Firstly, misjoinder and secondly non-joinder.
[46]
The mis-joinder point was that it was unusual to have three legally
separate
entities being the subject of a winding up order in a single
application. Expanding on this Arqomanzi argued that the
shareholdings
of all three companies differ. However, this is a point
of form without substance. Although the shareholdings of the firms
are
not identical, they are all subject to the control of the same
shareholder. Secondly, the same BRP has been appointed for all three
companies. Creditors meetings have taken place at the same time.

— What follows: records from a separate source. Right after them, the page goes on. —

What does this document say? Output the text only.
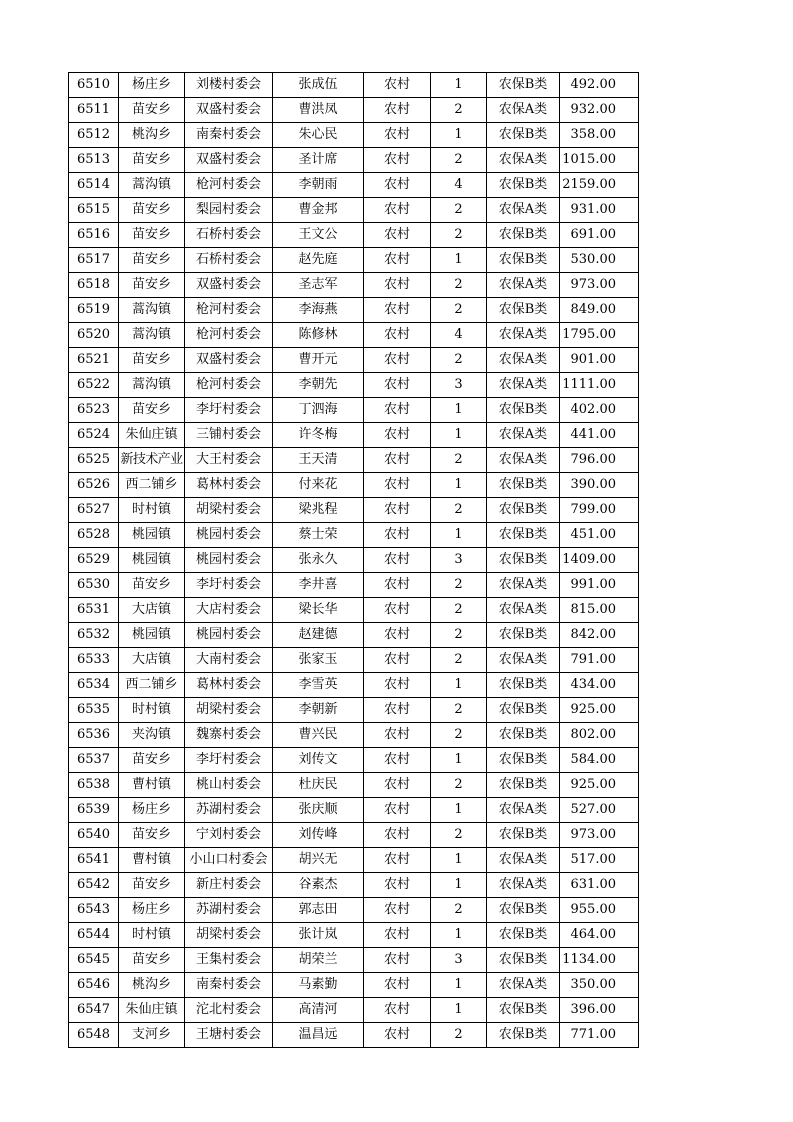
6510	杨庄乡	刘楼村委会	张成伍	农村	1	农保B类	492.00
6511	苗安乡	双盛村委会	曹洪凤	农村	2	农保A类	932.00
6512	桃沟乡	南秦村委会	朱心民	农村	1	农保B类	358.00
6513	苗安乡	双盛村委会	圣计席	农村	2	农保A类	1015.00
6514	蒿沟镇	枪河村委会	李朝雨	农村	4	农保B类	2159.00
6515	苗安乡	梨园村委会	曹金邦	农村	2	农保A类	931.00
6516	苗安乡	石桥村委会	王文公	农村	2	农保B类	691.00
6517	苗安乡	石桥村委会	赵先庭	农村	1	农保B类	530.00
6518	苗安乡	双盛村委会	圣志军	农村	2	农保A类	973.00
6519	蒿沟镇	枪河村委会	李海燕	农村	2	农保B类	849.00
6520	蒿沟镇	枪河村委会	陈修林	农村	4	农保A类	1795.00
6521	苗安乡	双盛村委会	曹开元	农村	2	农保A类	901.00
6522	蒿沟镇	枪河村委会	李朝先	农村	3	农保A类	1111.00
6523	苗安乡	李圩村委会	丁泗海	农村	1	农保B类	402.00
6524	朱仙庄镇	三铺村委会	许冬梅	农村	1	农保A类	441.00
6525	新技术产业	大王村委会	王天清	农村	2	农保A类	796.00
6526	西二铺乡	葛林村委会	付来花	农村	1	农保B类	390.00
6527	时村镇	胡梁村委会	梁兆程	农村	2	农保B类	799.00
6528	桃园镇	桃园村委会	蔡士荣	农村	1	农保B类	451.00
6529	桃园镇	桃园村委会	张永久	农村	3	农保B类	1409.00
6530	苗安乡	李圩村委会	李井喜	农村	2	农保A类	991.00
6531	大店镇	大店村委会	梁长华	农村	2	农保A类	815.00
6532	桃园镇	桃园村委会	赵建德	农村	2	农保B类	842.00
6533	大店镇	大南村委会	张家玉	农村	2	农保A类	791.00
6534	西二铺乡	葛林村委会	李雪英	农村	1	农保B类	434.00
6535	时村镇	胡梁村委会	李朝新	农村	2	农保B类	925.00
6536	夹沟镇	魏寨村委会	曹兴民	农村	2	农保B类	802.00
6537	苗安乡	李圩村委会	刘传文	农村	1	农保B类	584.00
6538	曹村镇	桃山村委会	杜庆民	农村	2	农保B类	925.00
6539	杨庄乡	苏湖村委会	张庆顺	农村	1	农保A类	527.00
6540	苗安乡	宁刘村委会	刘传峰	农村	2	农保B类	973.00
6541	曹村镇	小山口村委会	胡兴无	农村	1	农保A类	517.00
6542	苗安乡	新庄村委会	谷素杰	农村	1	农保A类	631.00
6543	杨庄乡	苏湖村委会	郭志田	农村	2	农保B类	955.00
6544	时村镇	胡梁村委会	张计岚	农村	1	农保B类	464.00
6545	苗安乡	王集村委会	胡荣兰	农村	3	农保B类	1134.00
6546	桃沟乡	南秦村委会	马素勤	农村	1	农保A类	350.00
6547	朱仙庄镇	沱北村委会	高清河	农村	1	农保B类	396.00
6548	支河乡	王塘村委会	温昌远	农村	2	农保B类	771.00
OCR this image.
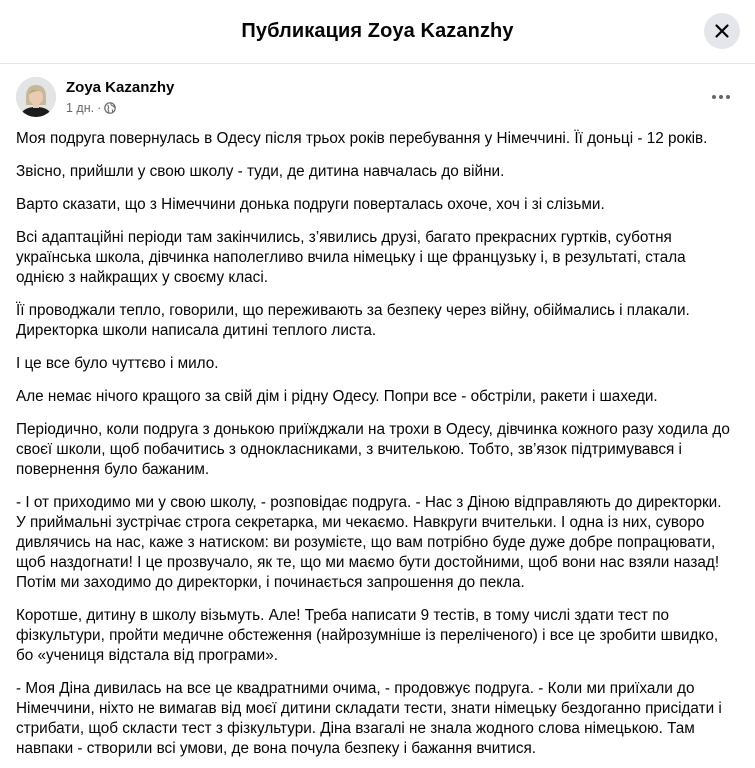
Публикация Zoya Kazanzhy
Zoya Kazanzhy
1 дн. ·

Моя подруга повернулась в Одесу після трьох років перебування у Німеччині. Її доньці - 12 років.

Звісно, прийшли у свою школу - туди, де дитина навчалась до війни.

Варто сказати, що з Німеччини донька подруги поверталась охоче, хоч і зі слізьми.

Всі адаптаційні періоди там закінчились, з’явились друзі, багато прекрасних гуртків, суботня українська школа, дівчинка наполегливо вчила німецьку і ще французьку і, в результаті, стала однією з найкращих у своєму класі.

Її проводжали тепло, говорили, що переживають за безпеку через війну, обіймались і плакали. Директорка школи написала дитині теплого листа.

І це все було чуттєво і мило.

Але немає нічого кращого за свій дім і рідну Одесу. Попри все - обстріли, ракети і шахеди.

Періодично, коли подруга з донькою приїжджали на трохи в Одесу, дівчинка кожного разу ходила до своєї школи, щоб побачитись з однокласниками, з вчителькою. Тобто, зв’язок підтримувався і повернення було бажаним.

- І от приходимо ми у свою школу, - розповідає подруга. - Нас з Діною відправляють до директорки. У приймальні зустрічає строга секретарка, ми чекаємо. Навкруги вчительки. І одна із них, суворо дивлячись на нас, каже з натиском: ви розумієте, що вам потрібно буде дуже добре попрацювати, щоб наздогнати! І це прозвучало, як те, що ми маємо бути достойними, щоб вони нас взяли назад! Потім ми заходимо до директорки, і починається запрошення до пекла.

Коротше, дитину в школу візьмуть. Але! Треба написати 9 тестів, в тому числі здати тест по фізкультури, пройти медичне обстеження (найрозумніше із переліченого) і все це зробити швидко, бо «учениця відстала від програми».

- Моя Діна дивилась на все це квадратними очима, - продовжує подруга. - Коли ми приїхали до Німеччини, ніхто не вимагав від моєї дитини складати тести, знати німецьку бездоганно присідати і стрибати, щоб скласти тест з фізкультури. Діна взагалі не знала жодного слова німецькою. Там навпаки - створили всі умови, де вона почула безпеку і бажання вчитися.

Thirdly, the fate of all these firms is interdependent. The collapse
of the Lily Mine as I explained earlier not only affected MIMCO, but
it also had a knock-on effect on the two others. Therefore,
all the
factors concerning the one are inextricably linked to the others.
Fourthly, all those seeking to buy out the firms from
business rescue
have taken the approach that all three companies are linked.

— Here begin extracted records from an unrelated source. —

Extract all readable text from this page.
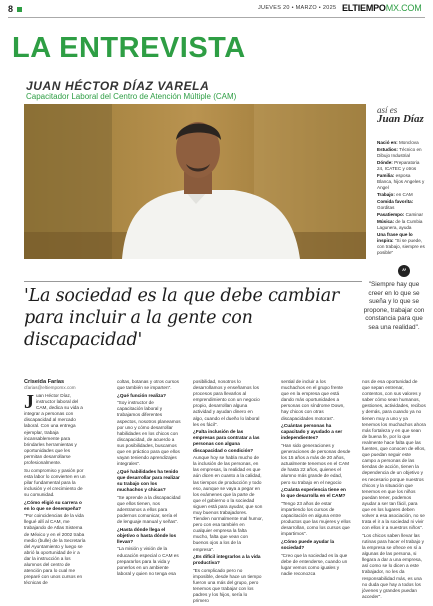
8	JUEVES 20 • MARZO • 2025 ELTIEMPOMX.COM
LA ENTREVISTA
JUAN HÉCTOR DÍAZ VARELA
Capacitador Laboral del Centro de Atención Múltiple (CAM)
así es
Juan Díaz
Nació en: Monclova
Estudios: Técnico en Dibujo Industrial
Dónde: Preparatoria 24, ICATEC y otros
Familia: esposa Blanca, hijos Angeles y Angel
Trabajo: en CAM
Comida favorita: Gorditas
Pasatiempo: Caminar
Música: de la Cumbia Lagunera, ayuda
Una frase que lo inspira: "Si se puede, con trabajo, siempre es posible"
'La sociedad es la que debe cambiar para incluir a la gente con discapacidad'
”
"Siempre hay que creer en lo que se sueña y lo que se propone, trabajar con constancia para que sea una realidad".
Criseida Farías
cfarias@eltiempomx.com

Juan Héctor Díaz, instructor laboral del CAM, dedica su vida a integrar a personas con discapacidad al mercado laboral. Con una entrega ejemplar, trabaja incansablemente para brindarles herramientas y oportunidades que les permitan desarrollarse profesionalmente.

Su compromiso y pasión por esta labor lo convierten en un pilar fundamental para la inclusión y el crecimiento de su comunidad.

¿Cómo eligió su carrera o en lo que se desempeña?

"Por coincidencias de la vida llegué allí al CAM, me trabajando de Atlas Sistema de México y en el 2002 traba medio (bulle) de la Secretaría del Ayuntamiento y luego se abrió la oportunidad de ir a dar la instrucción a los alumnos del centro de atención para lo cual me preparé con unos cursos en técnicas de

coltas, botanas y otros cursos que también se imparten".

¿Qué función realiza?

"Soy instructor de capacitación laboral y trabajamos diferentes aspectos, nosotros planeamos por uno y cómo desarrollar habilidades en los chicos con discapacidad, de acuerdo a sus posibilidades, buscamos que en práctico para que ellos vayan teniendo aprendizajes integrales".

¿Qué habilidades ha tenido que desarrollar para realizar su trabajo con los muchachos y chicas?

"Se aprende a la discapacidad que ellos tienen, nos adentramos a ellos para podernos comunicar, sería el de lenguaje manual y señas".

¿Hasta dónde llega el objetivo o hasta dónde los llevan?

"La misión y visión de la educación especial o CAM es prepararlos para la vida y ponerlos en un ambiente laboral y quien no tenga esa

posibilidad, nosotros lo desarrollamos y enseñamos los procesos para llevarlos al emprendimiento con un negocio propio, desarrollan alguna actividad y ayudan dinero en algo, cuando el dueño lo laboral les es fácil".

¿Falta inclusión de las empresas para contratar a las personas con alguna discapacidad o condición?

Aunque hoy se habla mucho de la inclusión de las personas, en las empresas, la realidad es que aún dicen en cuanto a la calidad, las tiempos de producción y todo eso, aunque se vaya a pegar en los exámenes que la parte de que el gobierno o la sociedad siguen está para ayudar, que son muy buenos trabajadores. Tienden normalmente mal humor, pero con esa también en cualquier empresa la falta mucho, falta que vean con buenos ojos a los de la empresa".

¿Es difícil integrarlos a la vida productiva?

"Es complicado pero no imposible, desde hace un tiempo fueron una más del grupo, pero tenemos que trabajar con los padres y los hijos, sería lo primero

sential de incluir a los muchachos en el grupo frente que en la empresa que está dando más oportunidades a personas con síndrome Down, hay chicos con otras discapacidades motoras".

¿Cuántas personas ha capacitado y ayudado a ser independientes?

"Han sido generaciones y generaciones de personas desde los 15 años a más de 20 años, actualmente tenemos en el CAM de hasta 22 años, quienes el alumno más grande de edad, pero su trabajo en el negocio

¿Cuánta experiencia tiene en lo que desarrolla en el CAM?

"Tengo 23 años de estar impartiendo los cursos de capacitación en alguna entre productos que las mujeres y ellos desarrollan, como los cursos que impartimos".

¿Cómo puede ayudar la sociedad?

"Creo que la sociedad es la que debe de entenderse, cuando un lugar vemos como iguales y nadie reconozca

nos de esa oportunidad de que sepan entrenar, contentos, con sus valores y saber cómo sean humanos, gestiones, actividades, recibos y demás, para cuando ya no tienen muy a uno y ya tenemos los muchachos ahora más fortaleza y en que sean de buena fe, por lo que realmente hace falta que las fuentes, que conocen de ellos, que puedan seguir este campo a personas de las tiendas de acción, tienen la dependencia de un objetivo y es necesario porque nuestros chicos y la situación que tenemos en que los niños puedan tener, podemos ayudar a ser tan fácil, para que en los lugares deben volver a esa asociación, no se trata el ir a la sociedad ni vivir con ellos ir a nuestros niños".

"Los chicos saben llevar las rutinas para hacer el trabajo y la empresa se ofrece en sí a algunas de las persona, si llegara a dar a una empresa, así como se lo dicen a este trabajador, no les da responsabilidad más, es una no duda que hay a todos los jóvenes y grandes puedan acceder".
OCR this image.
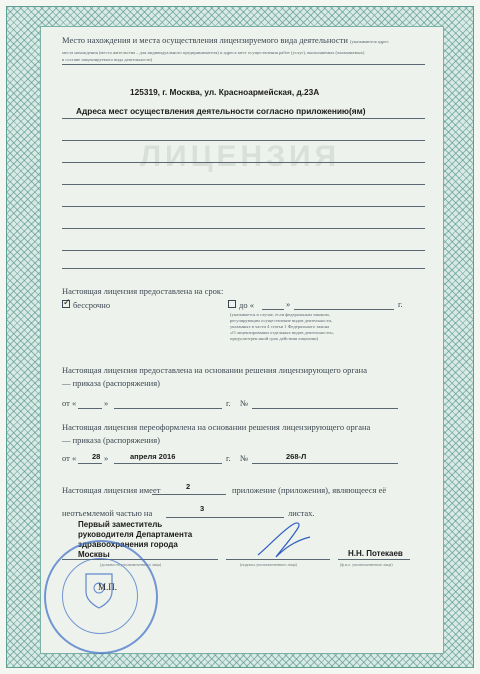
ЛИЦЕНЗИЯ
Место нахождения и места осуществления лицензируемого вида деятельности (указываются адрес
места нахождения (места жительства – для индивидуального предпринимателя) и адреса мест осуществления работ (услуг), выполняемых (оказываемых)
в составе лицензируемого вида деятельности)
125319, г. Москва, ул. Красноармейская, д.23А
Адреса мест осуществления деятельности согласно приложению(ям)
Настоящая лицензия предоставлена на срок:
✓ бессрочно	до «	»	г.
(указывается в случае, если федеральным законом,
регулирующим осуществление видов деятельности,
указанных в части 4 статьи 1 Федерального закона
«О лицензировании отдельных видов деятельности»,
предусмотрен иной срок действия лицензии)
Настоящая лицензия предоставлена на основании решения лицензирующего органа
— приказа (распоряжения)
от «	»	г. №
Настоящая лицензия переоформлена на основании решения лицензирующего органа
— приказа (распоряжения)
от « 28 »	апреля 2016	г. №	268-Л
Настоящая лицензия имеет	2	приложение (приложения), являющееся её
неотъемлемой частью на	3	листах.
Первый заместитель
руководителя Департамента
здравоохранения города
Москвы
(должность уполномоченного лица)	(подпись уполномоченного лица)
Н.Н. Потекаев
(ф.и.о. уполномоченного лица)
М.П.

Arqomanzi is a creditor of all three. Does it seriously
contend it
would be better off if all three were considered separately? Legally
separate they may be, but they are part of the
same economic family.
The misjoinder point falls to be dismissed.
[47]
The joinder
point is more complicated. Arqomanzi argues that there should have
been joinder of all the creditors. It relies on cases
where the
courts have held that the failure to join creditors to legal
proceedings post-adoption of a business rescue plan is fatal
to an
application relating to the business rescue proceedings.
[5]
[48]
The applicants argue that these cases are distinguishable as they are
not seeking
to set aside a business plan. This is not a point I need
to decide now and can be reconsidered if the matter comes back for
consideration.
In the meantime, the applicants have time to consider
whether they need to join the creditors if they consider
ex
abundante
that the point is good.
[49]
I have therefore decided to grant the request for the adjournment of
the application
in terms of section 347(1) of the Act for a period of
three months from date of this judgment.
Costs
[50]
Given the order I have made, it is appropriate that costs stand over
to a later
time. Costs of the application are reserved.
ORDER
The
following order is granted:
1.
The application for conversion in terms of
section 132(2)(a)
of the
Companies Act, (the
Act), is adjourned for a period of three months
from the date of this order in terms of section 347(1) of the Act;
and
2.
The costs of this application are reserved.
MANOIM J
JUDGE OF THE HIGH
COURT
JOHANNESBURG
APPEARANCES:
For
the Applicants:
CHJ
Badenhorst SC and K Naidoo
Instructed
by:
Stein
Scop Attorneys Inc.
For
the Respondents:
J
Vorster SC and R De Leeuw
Instructed
by:
Barnard
Incorporated Attorneys
For
Arqomanzi:
L
Acker
Instructed
by:
Fluxmans
Incorporated
For
Goldstream:
L
Hollander
Instructed
by:
Mendelsons
Attorneys
Date
of hearing:
22
April 2025
Date
of last submission:
3
October 2025
Date
of Judgement:
10
October 2025
[1]
SSC is a post-commencement financier of Barbrook and Vantage
Goldfields, and TTN is a creditor of MIMCO. SSC is owed a total
amount (including interest calculated up to 30 November 2024) of:
R26 650 806.63 by Vantage Goldfields for PCF; and R1
834
630.42 by Barbrook for PCF. TTN is owed a total amount of R689
814.00 by MIMCO, which claim has been accepted by the BRP.
TTN’s
claim is in respect of training services rendered to MIMCO prior to
the business rescue.
[2]
As it turns out this was only the case when these proceeding were
launched . As I discuss other proceedings from other parties
have
been either threatened or launched.
[3]
Vantage
Goldfields SA (Pty) Ltd and Others v Arqomanzi (Pty) Ltd
2023 (4) SA 568 (SCA)
[4]
Section 56 of the Minerals and Petroleum Resources Development Act.
[5]
Most recently in
Kransfontein
Beleggings (Pty) Ltd v Corlink Twenty Five (Pty) Ltd,
(624/2016)
[2017] ZASCA 131
(29 September 2017)( See paragraph 16.